Il primo avvenne il 4 maggio del 1968 a Memphis, con l'uccisione del reverendo Martin Luther King, portavoce pacifico della comunità afro-americana alla ricerca di giustizia e uguaglianza.
Il secondo, pochi mesi dopo, coincise con la cerimonia di premiazione dei 100 metri maschili alle Olimpiadi di Città del Messico: gli statunitensi - di colore - Tommie Smith e John Carlos, dopo essere stati cinti delle rispettive medaglie d'oro e di bronzo, alzarono il pugno al cielo e abbassarono lo sguardo in segno di protesta, mentre nello stadio suonava l'inno americano.
Un pugno alzato al cielo, che divenne il simbolo del 'Potere nero', e che a distanza di più di cinquant'anni non ha perso il suo valore.
Nelson Mandela alza il pugno al cielo
Era l'11 febbraio del 1990 quando Nelson Mandela fu liberato dopo 27 anni trascorsi in prigione per essersi opposto al regime bianco sudafricano che aveva allora pieni poteri politici nel grande paese africano.
Mandela, accompagnato dall'allora moglie Winnie, varcò le porte del carcere di Pollsmoor alzando il pugno al cielo. Era l'inizio di una nuova era per il suo paese, che da lì a poco lo avrebbe eletto, democraticamente, quale primo presidente nero.
«Ho dedicato la mia vita a questa lotta del popolo africano. Ho combattuto contro la dominazione bianca, e ho combattuto contro la dominazione nera. Ho coltivato l'ideale di una società democratica e libera, in cui tutti i popoli possono vivere insieme in armonia e con pari opportunità.

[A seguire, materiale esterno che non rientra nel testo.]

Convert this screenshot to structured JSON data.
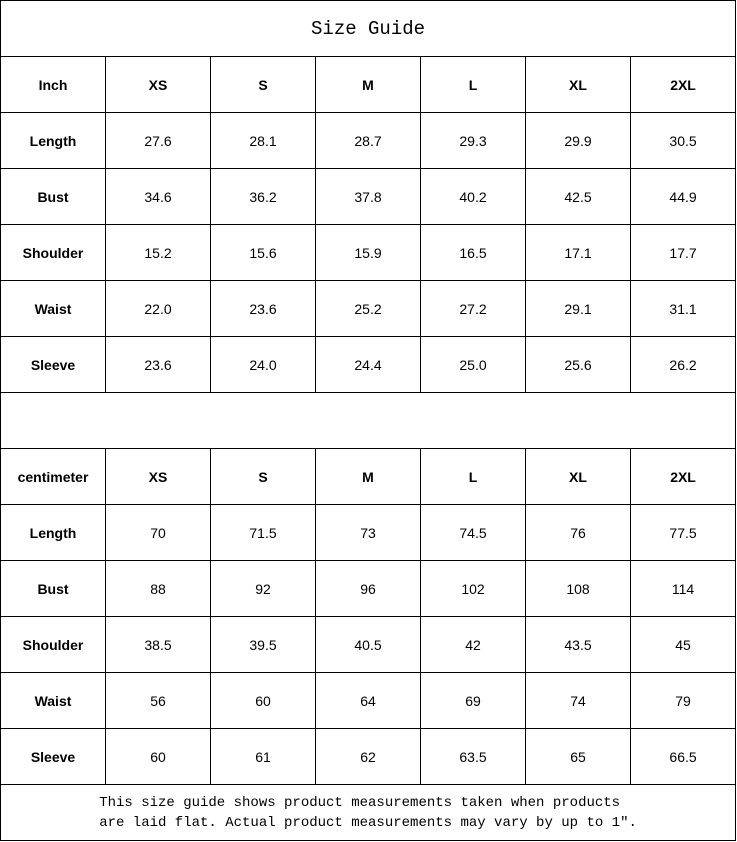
{
  "title": "Size Guide",
  "sizes": [
    "XS",
    "S",
    "M",
    "L",
    "XL",
    "2XL"
  ],
  "inch": {
    "unit_label": "Inch",
    "rows": [
      {
        "label": "Length",
        "values": [
          "27.6",
          "28.1",
          "28.7",
          "29.3",
          "29.9",
          "30.5"
        ]
      },
      {
        "label": "Bust",
        "values": [
          "34.6",
          "36.2",
          "37.8",
          "40.2",
          "42.5",
          "44.9"
        ]
      },
      {
        "label": "Shoulder",
        "values": [
          "15.2",
          "15.6",
          "15.9",
          "16.5",
          "17.1",
          "17.7"
        ]
      },
      {
        "label": "Waist",
        "values": [
          "22.0",
          "23.6",
          "25.2",
          "27.2",
          "29.1",
          "31.1"
        ]
      },
      {
        "label": "Sleeve",
        "values": [
          "23.6",
          "24.0",
          "24.4",
          "25.0",
          "25.6",
          "26.2"
        ]
      }
    ]
  },
  "cm": {
    "unit_label": "centimeter",
    "rows": [
      {
        "label": "Length",
        "values": [
          "70",
          "71.5",
          "73",
          "74.5",
          "76",
          "77.5"
        ]
      },
      {
        "label": "Bust",
        "values": [
          "88",
          "92",
          "96",
          "102",
          "108",
          "114"
        ]
      },
      {
        "label": "Shoulder",
        "values": [
          "38.5",
          "39.5",
          "40.5",
          "42",
          "43.5",
          "45"
        ]
      },
      {
        "label": "Waist",
        "values": [
          "56",
          "60",
          "64",
          "69",
          "74",
          "79"
        ]
      },
      {
        "label": "Sleeve",
        "values": [
          "60",
          "61",
          "62",
          "63.5",
          "65",
          "66.5"
        ]
      }
    ]
  },
  "footer": {
    "line1": "This size guide shows product measurements taken when products",
    "line2": "are laid flat. Actual product measurements may vary by up to 1″."
  }
}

È un ideale per il quale spero di vivere e di vedere realizzato. Ma, mio Signore, se è necessario, è un ideale per il quale sono pronto a morire».
Nelson Mandela morì il 5 dicembre del 2013 a 95 anni. Il suo paese è oggi una nazione democratica a tutti gli effetti, ma lontana dall'ideale di uguaglianza per il quale Mandela lottò per gran parte della sua vita.
Il Sudafrica vive ancora delle profonde spaccature di ordine economico e sociale, delle quali sono ancora i non-bianchi a soffrire di più, ma non più in maniera esclusiva.
Un ideale di uguaglianza e pari opportunità che sembra ancora oggi una chimera non solo in Sudafrica, ma anche negli Stati Uniti e in altre innumerevoli nazioni del mondo.
Il gesto forte di Marcelo
Per la cronaca sportiva - eravamo partiti da lì - il Real Madrid ha vinto la sfida con l'Eibar con il risultato finale di 3-1, mantenendo due punti di distacco dal Barcelona, leader del massimo campionato spagnolo.
Marcelo, ha ricordato, una volta di più, quanta strada bisogna ancora percorrere fino a quando tutti noi - come comunità mondiale - potremo finalmente guardarci allo specchio senza vergognarci di appartenere alla stessa.